Former Securities Board Chairman Ramesh Hamal initiated the licensing process by amending the *Securities Market Operation Regulations, 2064*, allowing private limited companies to invest in stock exchanges. This move, which deviated from international standards, drew criticism for increasing the investment cap from 10 percent to 15 percent of the total share capital. Previously, only banks, financial institutions, securities dealers, and listed organizations were permitted to invest in the securities market.
Concerns Over Conflict of Interest
Experts argue that allowing private limited companies to invest in stock exchanges could lead to conflicts of interest, particularly as business houses often have stakes in banks, financial institutions, and insurance companies. Former Chairman Revat Bahadur Karki emphasized the need for regulatory safeguards to prevent undue influence. “In most countries, a single company cannot hold more than 7 percent of a stock exchange’s total share capital,” he pointed out, adding that Nepal’s new policy deviates from this global standard.

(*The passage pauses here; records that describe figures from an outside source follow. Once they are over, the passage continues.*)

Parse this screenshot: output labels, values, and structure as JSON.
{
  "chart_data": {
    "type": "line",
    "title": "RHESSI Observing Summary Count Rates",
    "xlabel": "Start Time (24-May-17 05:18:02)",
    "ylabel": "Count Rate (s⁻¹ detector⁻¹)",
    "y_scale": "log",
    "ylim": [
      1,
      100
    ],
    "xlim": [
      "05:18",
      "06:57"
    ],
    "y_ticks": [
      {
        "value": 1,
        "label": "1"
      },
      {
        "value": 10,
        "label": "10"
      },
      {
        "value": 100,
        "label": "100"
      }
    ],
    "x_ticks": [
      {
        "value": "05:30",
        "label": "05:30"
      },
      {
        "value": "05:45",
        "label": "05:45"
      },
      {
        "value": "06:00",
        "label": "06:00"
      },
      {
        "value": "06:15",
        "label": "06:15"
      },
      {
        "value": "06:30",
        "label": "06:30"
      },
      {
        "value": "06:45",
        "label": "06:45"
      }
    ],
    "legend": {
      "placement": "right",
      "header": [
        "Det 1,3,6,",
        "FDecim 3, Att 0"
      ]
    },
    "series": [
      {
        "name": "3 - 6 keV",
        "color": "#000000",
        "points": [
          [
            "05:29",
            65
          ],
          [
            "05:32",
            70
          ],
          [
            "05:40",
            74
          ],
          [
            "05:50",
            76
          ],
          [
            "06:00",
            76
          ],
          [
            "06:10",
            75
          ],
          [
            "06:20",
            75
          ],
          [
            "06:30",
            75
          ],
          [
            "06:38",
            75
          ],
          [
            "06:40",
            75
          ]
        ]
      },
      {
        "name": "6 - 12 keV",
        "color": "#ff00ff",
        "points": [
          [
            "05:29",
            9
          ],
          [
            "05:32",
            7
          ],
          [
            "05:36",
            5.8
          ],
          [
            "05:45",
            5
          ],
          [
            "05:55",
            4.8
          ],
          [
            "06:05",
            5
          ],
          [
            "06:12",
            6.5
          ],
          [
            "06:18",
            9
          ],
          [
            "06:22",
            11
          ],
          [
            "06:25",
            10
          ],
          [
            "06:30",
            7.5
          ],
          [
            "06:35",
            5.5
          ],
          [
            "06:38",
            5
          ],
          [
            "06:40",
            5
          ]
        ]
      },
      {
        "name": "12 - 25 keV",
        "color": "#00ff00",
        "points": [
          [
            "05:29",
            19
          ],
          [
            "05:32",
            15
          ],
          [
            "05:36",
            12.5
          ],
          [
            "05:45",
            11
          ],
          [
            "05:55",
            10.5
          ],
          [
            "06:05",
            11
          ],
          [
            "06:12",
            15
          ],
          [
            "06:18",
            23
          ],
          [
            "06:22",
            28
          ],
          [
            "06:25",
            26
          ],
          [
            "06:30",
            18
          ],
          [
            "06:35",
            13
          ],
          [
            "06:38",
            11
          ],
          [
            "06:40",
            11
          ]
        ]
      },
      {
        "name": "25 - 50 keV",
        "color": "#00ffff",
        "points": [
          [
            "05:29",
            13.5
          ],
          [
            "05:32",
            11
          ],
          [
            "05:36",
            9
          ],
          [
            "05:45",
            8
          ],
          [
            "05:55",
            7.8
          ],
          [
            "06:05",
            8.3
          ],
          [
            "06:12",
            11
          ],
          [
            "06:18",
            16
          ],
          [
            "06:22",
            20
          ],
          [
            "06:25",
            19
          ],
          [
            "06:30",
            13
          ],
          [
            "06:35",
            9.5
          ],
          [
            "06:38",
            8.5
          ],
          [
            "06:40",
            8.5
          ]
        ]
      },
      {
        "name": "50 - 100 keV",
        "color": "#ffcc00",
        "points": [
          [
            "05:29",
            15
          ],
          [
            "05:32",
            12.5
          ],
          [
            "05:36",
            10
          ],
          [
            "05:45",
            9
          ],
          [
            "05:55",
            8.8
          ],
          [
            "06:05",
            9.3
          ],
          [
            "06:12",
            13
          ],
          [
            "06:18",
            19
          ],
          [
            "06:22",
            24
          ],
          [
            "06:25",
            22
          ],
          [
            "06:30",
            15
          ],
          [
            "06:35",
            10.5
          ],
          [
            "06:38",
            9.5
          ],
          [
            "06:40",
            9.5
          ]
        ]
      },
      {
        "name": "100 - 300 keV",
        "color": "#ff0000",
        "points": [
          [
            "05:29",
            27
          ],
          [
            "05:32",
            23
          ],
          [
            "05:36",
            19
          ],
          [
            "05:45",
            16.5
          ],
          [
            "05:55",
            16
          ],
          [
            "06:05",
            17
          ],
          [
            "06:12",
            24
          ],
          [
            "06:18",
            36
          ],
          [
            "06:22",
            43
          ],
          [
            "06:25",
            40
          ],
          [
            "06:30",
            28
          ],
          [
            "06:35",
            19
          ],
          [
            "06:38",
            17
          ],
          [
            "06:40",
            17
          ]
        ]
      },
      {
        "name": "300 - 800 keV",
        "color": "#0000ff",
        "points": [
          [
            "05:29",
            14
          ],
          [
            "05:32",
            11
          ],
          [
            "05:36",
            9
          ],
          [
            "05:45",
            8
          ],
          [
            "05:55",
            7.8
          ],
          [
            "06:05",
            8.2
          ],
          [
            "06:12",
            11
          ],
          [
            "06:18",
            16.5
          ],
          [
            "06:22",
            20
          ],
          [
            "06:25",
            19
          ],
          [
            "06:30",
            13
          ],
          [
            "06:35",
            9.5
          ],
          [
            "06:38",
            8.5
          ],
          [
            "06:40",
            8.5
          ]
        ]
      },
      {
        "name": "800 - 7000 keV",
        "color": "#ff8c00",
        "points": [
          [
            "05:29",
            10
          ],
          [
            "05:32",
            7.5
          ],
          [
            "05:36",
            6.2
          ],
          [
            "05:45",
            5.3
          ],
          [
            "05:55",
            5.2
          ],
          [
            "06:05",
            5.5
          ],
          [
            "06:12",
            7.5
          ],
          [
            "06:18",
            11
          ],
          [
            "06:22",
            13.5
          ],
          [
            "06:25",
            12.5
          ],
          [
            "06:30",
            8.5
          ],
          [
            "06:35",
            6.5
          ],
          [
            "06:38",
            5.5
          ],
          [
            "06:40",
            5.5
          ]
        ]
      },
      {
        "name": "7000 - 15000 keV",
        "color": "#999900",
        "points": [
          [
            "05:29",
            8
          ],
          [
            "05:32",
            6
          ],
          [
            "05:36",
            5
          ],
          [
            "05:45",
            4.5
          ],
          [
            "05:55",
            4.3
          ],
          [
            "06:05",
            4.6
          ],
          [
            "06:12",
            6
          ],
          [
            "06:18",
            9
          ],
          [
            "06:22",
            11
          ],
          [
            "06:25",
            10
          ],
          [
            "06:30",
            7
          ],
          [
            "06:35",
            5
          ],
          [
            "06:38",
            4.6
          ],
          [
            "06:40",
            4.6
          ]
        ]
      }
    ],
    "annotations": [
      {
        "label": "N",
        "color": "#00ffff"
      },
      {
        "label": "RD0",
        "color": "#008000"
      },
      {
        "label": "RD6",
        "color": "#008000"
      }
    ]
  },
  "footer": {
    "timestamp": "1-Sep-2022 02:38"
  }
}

The Nepal Rastra Bank has long advocated for the separation of banking and business interests to prevent conflicts, a concern echoed in the ongoing debate over stock exchange licenses. Critics argue that the increased investment cap and broader eligibility criteria could undermine the securities market’s credibility and stability.
The Path Forward
While the government’s decision to resume the licensing process is seen as a step toward revitalizing the securities market, the move also underscores the need for transparency and adherence to international best practices. The Securities Board faces the challenge of balancing private sector involvement with the need to maintain a fair and competitive market environment.
As the Ministry of Finance reviews the study committee’s report, stakeholders and experts alike will closely monitor the developments, hoping for a resolution that fosters growth, competition, and integrity in Nepal’s stock exchange landscape.